Even the eastern Mediterranean itself, the SSNP insists, is rightly called the “Syrian Sea.”

The Syrian Social Nationalist Party, founded in 1932 by the Lebanese-born Christian politician Antun Saadeh, is a secularist and stridently nationalist organization. Long outlawed in Syria, the SSNP was legalized in a symbolic liberalization move in 2005 and now forms the second-largest political party in the country, with an estimated 100,000 members. Long a political player in Lebanon, the SSNP is now affiliated with the anti-Western, pro-Syrian March 8 Alliance. It is usually classified as a far-right organization. A recent article in Canada’s anti-extremist website The Propagandist refers to it as an “unambiguously fascist party.” Political gadfly Christopher Hitchens agrees, arguing that a better name for the organization would be the “Syrian National Socialist party,” reflecting its Nazi proclivities. In 2009, Hitchens was attacked by SSNP toughs in Beirut after he defaced one of the party’s swastika-like banners.

As unsavory as the SSNP may be, it deviates from traditional “national socialism” in several regards. Most importantly, it eschews racialist thinking, and even denies the significance of ethnicity in the formation of the Syrian nation.
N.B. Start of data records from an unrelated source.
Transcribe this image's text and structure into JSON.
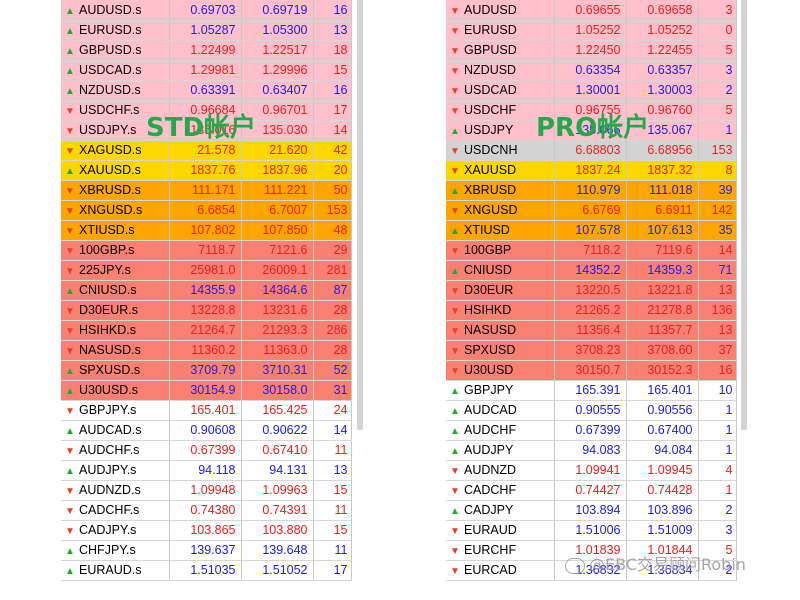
{
  "left_panel": {
    "label": "STD帐户",
    "rows": [
      {
        "symbol": "AUDUSD.s",
        "bid": "0.69703",
        "ask": "0.69719",
        "spread": "16",
        "dir": "up",
        "bg": "#ffc0cb",
        "price_color": "blue"
      },
      {
        "symbol": "EURUSD.s",
        "bid": "1.05287",
        "ask": "1.05300",
        "spread": "13",
        "dir": "up",
        "bg": "#ffc0cb",
        "price_color": "blue"
      },
      {
        "symbol": "GBPUSD.s",
        "bid": "1.22499",
        "ask": "1.22517",
        "spread": "18",
        "dir": "up",
        "bg": "#ffc0cb",
        "price_color": "red"
      },
      {
        "symbol": "USDCAD.s",
        "bid": "1.29981",
        "ask": "1.29996",
        "spread": "15",
        "dir": "up",
        "bg": "#ffc0cb",
        "price_color": "red"
      },
      {
        "symbol": "NZDUSD.s",
        "bid": "0.63391",
        "ask": "0.63407",
        "spread": "16",
        "dir": "up",
        "bg": "#ffc0cb",
        "price_color": "blue"
      },
      {
        "symbol": "USDCHF.s",
        "bid": "0.96684",
        "ask": "0.96701",
        "spread": "17",
        "dir": "down",
        "bg": "#ffc0cb",
        "price_color": "red"
      },
      {
        "symbol": "USDJPY.s",
        "bid": "135.016",
        "ask": "135.030",
        "spread": "14",
        "dir": "down",
        "bg": "#ffc0cb",
        "price_color": "red"
      },
      {
        "symbol": "XAGUSD.s",
        "bid": "21.578",
        "ask": "21.620",
        "spread": "42",
        "dir": "down",
        "bg": "#ffd700",
        "price_color": "red"
      },
      {
        "symbol": "XAUUSD.s",
        "bid": "1837.76",
        "ask": "1837.96",
        "spread": "20",
        "dir": "up",
        "bg": "#ffd700",
        "price_color": "red"
      },
      {
        "symbol": "XBRUSD.s",
        "bid": "111.171",
        "ask": "111.221",
        "spread": "50",
        "dir": "down",
        "bg": "#ffa500",
        "price_color": "red"
      },
      {
        "symbol": "XNGUSD.s",
        "bid": "6.6854",
        "ask": "6.7007",
        "spread": "153",
        "dir": "down",
        "bg": "#ffa500",
        "price_color": "red"
      },
      {
        "symbol": "XTIUSD.s",
        "bid": "107.802",
        "ask": "107.850",
        "spread": "48",
        "dir": "down",
        "bg": "#ffa500",
        "price_color": "red"
      },
      {
        "symbol": "100GBP.s",
        "bid": "7118.7",
        "ask": "7121.6",
        "spread": "29",
        "dir": "down",
        "bg": "#fa8072",
        "price_color": "red"
      },
      {
        "symbol": "225JPY.s",
        "bid": "25981.0",
        "ask": "26009.1",
        "spread": "281",
        "dir": "down",
        "bg": "#fa8072",
        "price_color": "red"
      },
      {
        "symbol": "CNIUSD.s",
        "bid": "14355.9",
        "ask": "14364.6",
        "spread": "87",
        "dir": "up",
        "bg": "#fa8072",
        "price_color": "blue"
      },
      {
        "symbol": "D30EUR.s",
        "bid": "13228.8",
        "ask": "13231.6",
        "spread": "28",
        "dir": "down",
        "bg": "#fa8072",
        "price_color": "red"
      },
      {
        "symbol": "HSIHKD.s",
        "bid": "21264.7",
        "ask": "21293.3",
        "spread": "286",
        "dir": "down",
        "bg": "#fa8072",
        "price_color": "red"
      },
      {
        "symbol": "NASUSD.s",
        "bid": "11360.2",
        "ask": "11363.0",
        "spread": "28",
        "dir": "down",
        "bg": "#fa8072",
        "price_color": "red"
      },
      {
        "symbol": "SPXUSD.s",
        "bid": "3709.79",
        "ask": "3710.31",
        "spread": "52",
        "dir": "up",
        "bg": "#fa8072",
        "price_color": "blue"
      },
      {
        "symbol": "U30USD.s",
        "bid": "30154.9",
        "ask": "30158.0",
        "spread": "31",
        "dir": "up",
        "bg": "#fa8072",
        "price_color": "blue"
      },
      {
        "symbol": "GBPJPY.s",
        "bid": "165.401",
        "ask": "165.425",
        "spread": "24",
        "dir": "down",
        "bg": "#ffffff",
        "price_color": "red"
      },
      {
        "symbol": "AUDCAD.s",
        "bid": "0.90608",
        "ask": "0.90622",
        "spread": "14",
        "dir": "up",
        "bg": "#ffffff",
        "price_color": "blue"
      },
      {
        "symbol": "AUDCHF.s",
        "bid": "0.67399",
        "ask": "0.67410",
        "spread": "11",
        "dir": "down",
        "bg": "#ffffff",
        "price_color": "red"
      },
      {
        "symbol": "AUDJPY.s",
        "bid": "94.118",
        "ask": "94.131",
        "spread": "13",
        "dir": "up",
        "bg": "#ffffff",
        "price_color": "blue"
      },
      {
        "symbol": "AUDNZD.s",
        "bid": "1.09948",
        "ask": "1.09963",
        "spread": "15",
        "dir": "down",
        "bg": "#ffffff",
        "price_color": "red"
      },
      {
        "symbol": "CADCHF.s",
        "bid": "0.74380",
        "ask": "0.74391",
        "spread": "11",
        "dir": "down",
        "bg": "#ffffff",
        "price_color": "red"
      },
      {
        "symbol": "CADJPY.s",
        "bid": "103.865",
        "ask": "103.880",
        "spread": "15",
        "dir": "down",
        "bg": "#ffffff",
        "price_color": "red"
      },
      {
        "symbol": "CHFJPY.s",
        "bid": "139.637",
        "ask": "139.648",
        "spread": "11",
        "dir": "up",
        "bg": "#ffffff",
        "price_color": "blue"
      },
      {
        "symbol": "EURAUD.s",
        "bid": "1.51035",
        "ask": "1.51052",
        "spread": "17",
        "dir": "up",
        "bg": "#ffffff",
        "price_color": "blue"
      }
    ]
  },
  "right_panel": {
    "label": "PRO帐户",
    "rows": [
      {
        "symbol": "AUDUSD",
        "bid": "0.69655",
        "ask": "0.69658",
        "spread": "3",
        "dir": "down",
        "bg": "#ffc0cb",
        "price_color": "red"
      },
      {
        "symbol": "EURUSD",
        "bid": "1.05252",
        "ask": "1.05252",
        "spread": "0",
        "dir": "down",
        "bg": "#ffc0cb",
        "price_color": "red"
      },
      {
        "symbol": "GBPUSD",
        "bid": "1.22450",
        "ask": "1.22455",
        "spread": "5",
        "dir": "down",
        "bg": "#ffc0cb",
        "price_color": "red"
      },
      {
        "symbol": "NZDUSD",
        "bid": "0.63354",
        "ask": "0.63357",
        "spread": "3",
        "dir": "down",
        "bg": "#ffc0cb",
        "price_color": "blue"
      },
      {
        "symbol": "USDCAD",
        "bid": "1.30001",
        "ask": "1.30003",
        "spread": "2",
        "dir": "down",
        "bg": "#ffc0cb",
        "price_color": "blue"
      },
      {
        "symbol": "USDCHF",
        "bid": "0.96755",
        "ask": "0.96760",
        "spread": "5",
        "dir": "down",
        "bg": "#ffc0cb",
        "price_color": "red"
      },
      {
        "symbol": "USDJPY",
        "bid": "135.066",
        "ask": "135.067",
        "spread": "1",
        "dir": "up",
        "bg": "#ffc0cb",
        "price_color": "blue"
      },
      {
        "symbol": "USDCNH",
        "bid": "6.68803",
        "ask": "6.68956",
        "spread": "153",
        "dir": "down",
        "bg": "#d3d3d3",
        "price_color": "red"
      },
      {
        "symbol": "XAUUSD",
        "bid": "1837.24",
        "ask": "1837.32",
        "spread": "8",
        "dir": "down",
        "bg": "#ffd700",
        "price_color": "red"
      },
      {
        "symbol": "XBRUSD",
        "bid": "110.979",
        "ask": "111.018",
        "spread": "39",
        "dir": "up",
        "bg": "#ffa500",
        "price_color": "blue"
      },
      {
        "symbol": "XNGUSD",
        "bid": "6.6769",
        "ask": "6.6911",
        "spread": "142",
        "dir": "down",
        "bg": "#ffa500",
        "price_color": "red"
      },
      {
        "symbol": "XTIUSD",
        "bid": "107.578",
        "ask": "107.613",
        "spread": "35",
        "dir": "up",
        "bg": "#ffa500",
        "price_color": "blue"
      },
      {
        "symbol": "100GBP",
        "bid": "7118.2",
        "ask": "7119.6",
        "spread": "14",
        "dir": "down",
        "bg": "#fa8072",
        "price_color": "red"
      },
      {
        "symbol": "CNIUSD",
        "bid": "14352.2",
        "ask": "14359.3",
        "spread": "71",
        "dir": "up",
        "bg": "#fa8072",
        "price_color": "blue"
      },
      {
        "symbol": "D30EUR",
        "bid": "13220.5",
        "ask": "13221.8",
        "spread": "13",
        "dir": "down",
        "bg": "#fa8072",
        "price_color": "red"
      },
      {
        "symbol": "HSIHKD",
        "bid": "21265.2",
        "ask": "21278.8",
        "spread": "136",
        "dir": "down",
        "bg": "#fa8072",
        "price_color": "red"
      },
      {
        "symbol": "NASUSD",
        "bid": "11356.4",
        "ask": "11357.7",
        "spread": "13",
        "dir": "down",
        "bg": "#fa8072",
        "price_color": "red"
      },
      {
        "symbol": "SPXUSD",
        "bid": "3708.23",
        "ask": "3708.60",
        "spread": "37",
        "dir": "down",
        "bg": "#fa8072",
        "price_color": "red"
      },
      {
        "symbol": "U30USD",
        "bid": "30150.7",
        "ask": "30152.3",
        "spread": "16",
        "dir": "down",
        "bg": "#fa8072",
        "price_color": "red"
      },
      {
        "symbol": "GBPJPY",
        "bid": "165.391",
        "ask": "165.401",
        "spread": "10",
        "dir": "up",
        "bg": "#ffffff",
        "price_color": "blue"
      },
      {
        "symbol": "AUDCAD",
        "bid": "0.90555",
        "ask": "0.90556",
        "spread": "1",
        "dir": "up",
        "bg": "#ffffff",
        "price_color": "blue"
      },
      {
        "symbol": "AUDCHF",
        "bid": "0.67399",
        "ask": "0.67400",
        "spread": "1",
        "dir": "up",
        "bg": "#ffffff",
        "price_color": "blue"
      },
      {
        "symbol": "AUDJPY",
        "bid": "94.083",
        "ask": "94.084",
        "spread": "1",
        "dir": "up",
        "bg": "#ffffff",
        "price_color": "blue"
      },
      {
        "symbol": "AUDNZD",
        "bid": "1.09941",
        "ask": "1.09945",
        "spread": "4",
        "dir": "down",
        "bg": "#ffffff",
        "price_color": "red"
      },
      {
        "symbol": "CADCHF",
        "bid": "0.74427",
        "ask": "0.74428",
        "spread": "1",
        "dir": "down",
        "bg": "#ffffff",
        "price_color": "red"
      },
      {
        "symbol": "CADJPY",
        "bid": "103.894",
        "ask": "103.896",
        "spread": "2",
        "dir": "up",
        "bg": "#ffffff",
        "price_color": "blue"
      },
      {
        "symbol": "EURAUD",
        "bid": "1.51006",
        "ask": "1.51009",
        "spread": "3",
        "dir": "down",
        "bg": "#ffffff",
        "price_color": "blue"
      },
      {
        "symbol": "EURCHF",
        "bid": "1.01839",
        "ask": "1.01844",
        "spread": "5",
        "dir": "down",
        "bg": "#ffffff",
        "price_color": "red"
      },
      {
        "symbol": "EURCAD",
        "bid": "1.36832",
        "ask": "1.36834",
        "spread": "2",
        "dir": "down",
        "bg": "#ffffff",
        "price_color": "blue"
      }
    ]
  },
  "watermark": "@EBC交易顾问Robin",
  "colors": {
    "up": "#22a832",
    "down": "#e0412a",
    "label": "#25a84a"
  }
}
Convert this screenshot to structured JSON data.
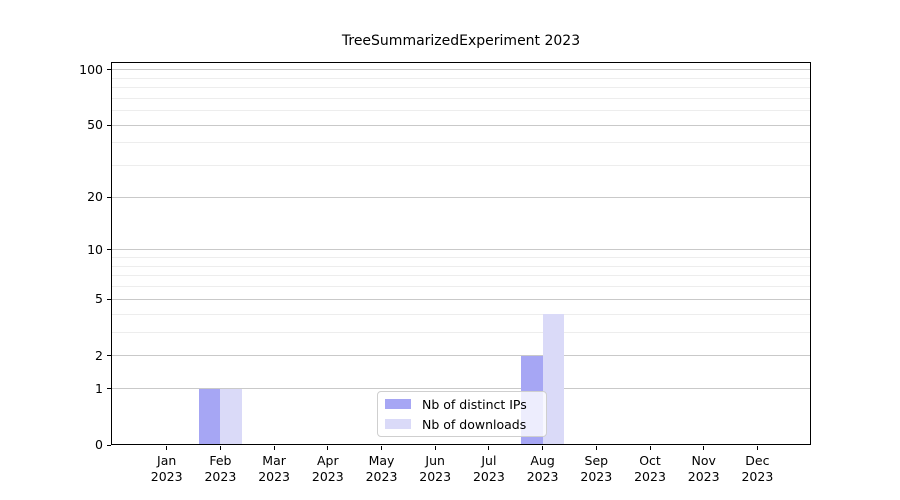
{
  "title": "TreeSummarizedExperiment 2023",
  "legend": {
    "items": [
      {
        "label": "Nb of distinct IPs",
        "color": "#a6a6f4"
      },
      {
        "label": "Nb of downloads",
        "color": "#dadaf8"
      }
    ]
  },
  "colors": {
    "ips_bar": "#a6a6f4",
    "downloads_bar": "#dadaf8",
    "grid_major": "#c9c9c9",
    "grid_minor": "#ededed",
    "axis": "#000000"
  },
  "chart_data": {
    "type": "bar",
    "title": "TreeSummarizedExperiment 2023",
    "categories": [
      "Jan",
      "Feb",
      "Mar",
      "Apr",
      "May",
      "Jun",
      "Jul",
      "Aug",
      "Sep",
      "Oct",
      "Nov",
      "Dec"
    ],
    "category_year": "2023",
    "series": [
      {
        "name": "Nb of distinct IPs",
        "color": "#a6a6f4",
        "values": [
          0,
          1,
          0,
          0,
          0,
          0,
          0,
          2,
          0,
          0,
          0,
          0
        ]
      },
      {
        "name": "Nb of downloads",
        "color": "#dadaf8",
        "values": [
          0,
          1,
          0,
          0,
          0,
          0,
          0,
          4,
          0,
          0,
          0,
          0
        ]
      }
    ],
    "yscale": "log1p",
    "yticks": [
      0,
      1,
      2,
      5,
      10,
      20,
      50,
      100
    ],
    "minor_gridlines": [
      3,
      4,
      6,
      7,
      8,
      9,
      30,
      40,
      60,
      70,
      80,
      90
    ],
    "ylim": [
      0,
      110
    ],
    "grid": true,
    "legend_position": "lower center-right"
  }
}
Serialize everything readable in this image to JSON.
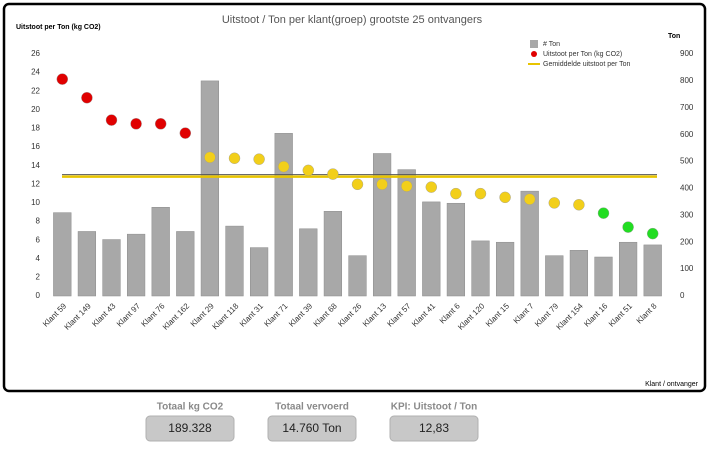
{
  "chart_data": {
    "type": "bar",
    "title": "Uitstoot / Ton per klant(groep) grootste 25 ontvangers",
    "ylabel": "Uitstoot per Ton (kg CO2)",
    "y2label": "Ton",
    "xlabel": "Klant / ontvanger",
    "categories": [
      "Klant 59",
      "Klant 149",
      "Klant 43",
      "Klant 97",
      "Klant 76",
      "Klant 162",
      "Klant 29",
      "Klant 118",
      "Klant 31",
      "Klant 71",
      "Klant 39",
      "Klant 68",
      "Klant 26",
      "Klant 13",
      "Klant 57",
      "Klant 41",
      "Klant 6",
      "Klant 120",
      "Klant 15",
      "Klant 7",
      "Klant 79",
      "Klant 154",
      "Klant 16",
      "Klant 51",
      "Klant 8"
    ],
    "series": [
      {
        "name": "# Ton",
        "type": "bar",
        "axis": "y2",
        "color": "#a8a8a8",
        "values": [
          310,
          240,
          210,
          230,
          330,
          240,
          800,
          260,
          180,
          605,
          250,
          315,
          150,
          530,
          470,
          350,
          345,
          205,
          200,
          390,
          150,
          170,
          145,
          200,
          190
        ]
      },
      {
        "name": "Uitstoot per Ton (kg CO2)",
        "type": "scatter",
        "axis": "y",
        "color": "#e00000",
        "colors": [
          "#e00000",
          "#e00000",
          "#e00000",
          "#e00000",
          "#e00000",
          "#e00000",
          "#f2cf1a",
          "#f2cf1a",
          "#f2cf1a",
          "#f2cf1a",
          "#f2cf1a",
          "#f2cf1a",
          "#f2cf1a",
          "#f2cf1a",
          "#f2cf1a",
          "#f2cf1a",
          "#f2cf1a",
          "#f2cf1a",
          "#f2cf1a",
          "#f2cf1a",
          "#f2cf1a",
          "#f2cf1a",
          "#22dd22",
          "#22dd22",
          "#22dd22"
        ],
        "values": [
          23.3,
          21.3,
          18.9,
          18.5,
          18.5,
          17.5,
          14.9,
          14.8,
          14.7,
          13.9,
          13.5,
          13.1,
          12.0,
          12.0,
          11.8,
          11.7,
          11.0,
          11.0,
          10.6,
          10.4,
          10.0,
          9.8,
          8.9,
          7.4,
          6.7
        ]
      }
    ],
    "average": {
      "name": "Gemiddelde uitstoot per Ton",
      "value": 12.83,
      "color": "#e8c400"
    },
    "ylim": [
      0,
      26
    ],
    "yticks": [
      0,
      2,
      4,
      6,
      8,
      10,
      12,
      14,
      16,
      18,
      20,
      22,
      24,
      26
    ],
    "y2lim": [
      0,
      900
    ],
    "y2ticks": [
      0,
      100,
      200,
      300,
      400,
      500,
      600,
      700,
      800,
      900
    ],
    "legend": "upper right"
  },
  "kpis": [
    {
      "label": "Totaal kg CO2",
      "value": "189.328"
    },
    {
      "label": "Totaal vervoerd",
      "value": "14.760 Ton"
    },
    {
      "label": "KPI: Uitstoot / Ton",
      "value": "12,83"
    }
  ]
}
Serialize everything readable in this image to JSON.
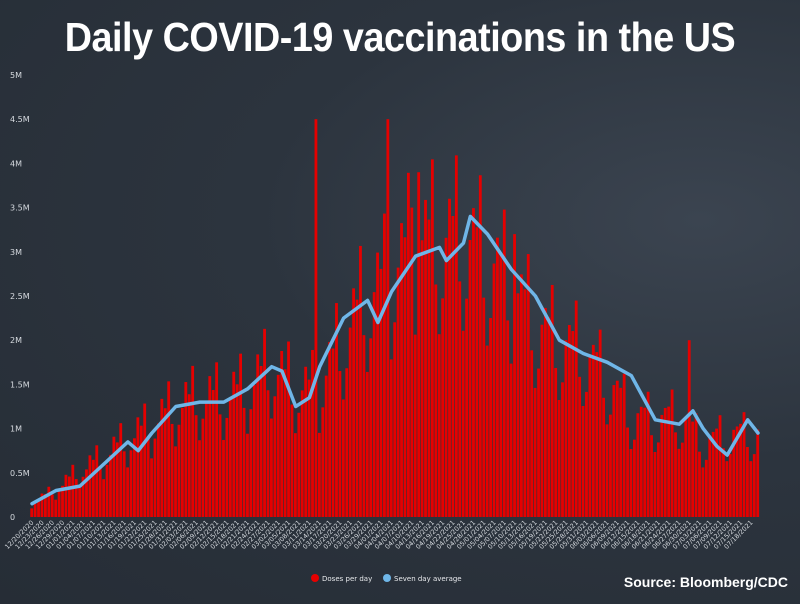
{
  "title": "Daily COVID-19 vaccinations in the US",
  "source": "Source: Bloomberg/CDC",
  "colors": {
    "bars": "#e60000",
    "average": "#6fb6e8",
    "background": "#2b333d",
    "text": "#ffffff"
  },
  "chart_data": {
    "type": "bar",
    "title": "Daily COVID-19 vaccinations in the US",
    "ylim": [
      0,
      5000000
    ],
    "y_ticks": [
      {
        "value": 0,
        "label": "0"
      },
      {
        "value": 500000,
        "label": "0.5M"
      },
      {
        "value": 1000000,
        "label": "1M"
      },
      {
        "value": 1500000,
        "label": "1.5M"
      },
      {
        "value": 2000000,
        "label": "2M"
      },
      {
        "value": 2500000,
        "label": "2.5M"
      },
      {
        "value": 3000000,
        "label": "3M"
      },
      {
        "value": 3500000,
        "label": "3.5M"
      },
      {
        "value": 4000000,
        "label": "4M"
      },
      {
        "value": 4500000,
        "label": "4.5M"
      },
      {
        "value": 5000000,
        "label": "5M"
      }
    ],
    "x_range": [
      "2020-12-20",
      "2021-07-20"
    ],
    "x_tick_step_days": 3,
    "legend": {
      "placement": "bottom-center",
      "entries": [
        "Doses per day",
        "Seven day average"
      ]
    },
    "series": [
      {
        "name": "Doses per day",
        "kind": "bar",
        "anchors": [
          [
            "2020-12-20",
            150000
          ],
          [
            "2020-12-27",
            300000
          ],
          [
            "2021-01-03",
            500000
          ],
          [
            "2021-01-10",
            650000
          ],
          [
            "2021-01-17",
            850000
          ],
          [
            "2021-01-24",
            1000000
          ],
          [
            "2021-01-31",
            1200000
          ],
          [
            "2021-02-07",
            1300000
          ],
          [
            "2021-02-14",
            1300000
          ],
          [
            "2021-02-21",
            1400000
          ],
          [
            "2021-02-28",
            1650000
          ],
          [
            "2021-03-07",
            1400000
          ],
          [
            "2021-03-14",
            1400000
          ],
          [
            "2021-03-21",
            1950000
          ],
          [
            "2021-03-28",
            2400000
          ],
          [
            "2021-04-04",
            2600000
          ],
          [
            "2021-04-11",
            3000000
          ],
          [
            "2021-04-18",
            3000000
          ],
          [
            "2021-04-25",
            3050000
          ],
          [
            "2021-05-02",
            2800000
          ],
          [
            "2021-05-09",
            2500000
          ],
          [
            "2021-05-16",
            2100000
          ],
          [
            "2021-05-23",
            1900000
          ],
          [
            "2021-05-30",
            1800000
          ],
          [
            "2021-06-06",
            1500000
          ],
          [
            "2021-06-13",
            1100000
          ],
          [
            "2021-06-20",
            1050000
          ],
          [
            "2021-06-27",
            1100000
          ],
          [
            "2021-07-04",
            800000
          ],
          [
            "2021-07-11",
            900000
          ],
          [
            "2021-07-20",
            900000
          ]
        ],
        "spikes": [
          [
            "2021-03-13",
            4500000
          ],
          [
            "2021-04-03",
            4500000
          ],
          [
            "2021-04-10",
            3500000
          ],
          [
            "2021-04-12",
            3900000
          ],
          [
            "2021-05-10",
            3200000
          ],
          [
            "2021-06-30",
            2000000
          ]
        ]
      },
      {
        "name": "Seven day average",
        "kind": "line",
        "points": [
          [
            "2020-12-20",
            150000
          ],
          [
            "2020-12-27",
            300000
          ],
          [
            "2021-01-03",
            350000
          ],
          [
            "2021-01-10",
            600000
          ],
          [
            "2021-01-17",
            850000
          ],
          [
            "2021-01-20",
            750000
          ],
          [
            "2021-01-24",
            950000
          ],
          [
            "2021-01-31",
            1250000
          ],
          [
            "2021-02-07",
            1300000
          ],
          [
            "2021-02-14",
            1300000
          ],
          [
            "2021-02-21",
            1450000
          ],
          [
            "2021-02-28",
            1700000
          ],
          [
            "2021-03-03",
            1650000
          ],
          [
            "2021-03-07",
            1250000
          ],
          [
            "2021-03-11",
            1350000
          ],
          [
            "2021-03-14",
            1700000
          ],
          [
            "2021-03-21",
            2250000
          ],
          [
            "2021-03-28",
            2450000
          ],
          [
            "2021-03-31",
            2200000
          ],
          [
            "2021-04-04",
            2550000
          ],
          [
            "2021-04-11",
            2950000
          ],
          [
            "2021-04-18",
            3050000
          ],
          [
            "2021-04-20",
            2900000
          ],
          [
            "2021-04-25",
            3100000
          ],
          [
            "2021-04-27",
            3400000
          ],
          [
            "2021-05-02",
            3200000
          ],
          [
            "2021-05-09",
            2800000
          ],
          [
            "2021-05-16",
            2500000
          ],
          [
            "2021-05-23",
            2000000
          ],
          [
            "2021-05-30",
            1850000
          ],
          [
            "2021-06-06",
            1750000
          ],
          [
            "2021-06-13",
            1600000
          ],
          [
            "2021-06-20",
            1100000
          ],
          [
            "2021-06-27",
            1050000
          ],
          [
            "2021-07-01",
            1200000
          ],
          [
            "2021-07-04",
            1000000
          ],
          [
            "2021-07-08",
            800000
          ],
          [
            "2021-07-11",
            700000
          ],
          [
            "2021-07-17",
            1100000
          ],
          [
            "2021-07-20",
            950000
          ]
        ]
      }
    ]
  }
}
Instead, it foregrounds geography, arguing that a long history of living together within the same naturally bounded space has melded the various peoples of the region into a single nationality.  As explained by Saadeh, the party’s founder:

“The Syrian nation denotes this society which possesses organic unity. Though of mixed origins, this society has come to constitute a single society living in a distinguished environment known historically as Syria or the Fertile Crescent. The common stocks, Canaanites, Chaldeans, Arameans, Assyrians, Amorites, Hiffites [sic], Metanni and Akkadians etc…whose blending is an indisputable historical fact constitute the ethnic-historical-cultural basis of Syria’s unity whereas the Syrian Fertile Crescent constitutes the geographic-economic-strategic basis of this unity.”

Saadeh’s inclusive attitude toward minority groups had it limits, however. While he opined that “immigrant” groups such as the Circassians and Armenians would fully assimilate into the Syrian nation, he expressly excluded Jews from this category. His statements on this issue reflect virulent anti-Semitism:

“But there is one large settlement which can not in any respect be reconciled to the principle of Syrian nationalism, and that is the Jewish settlement. It is a dangerous settlement which can never be assimilated because it consists of a people that, although it has mixed with many other peoples, has remained a heterogeneous mixture, not a nation, with strange stagnant beliefs and aims of its own, essentially incompatible with Syrian rights and sovereignty ideals. It is the duty of the Syrian Social Nationalists to repulse the immigration of this people with all their might.”

All things considered, the Syrian geopolitical environment reveals—yet again—the inadequacy of the standard model of global politics, where all sovereign countries are assumed to be nation-states. The Syrian state may be relatively strong, but the Syrian nation is a tenuous affair, deeply contested by multiple parties with sharply contrasting visions.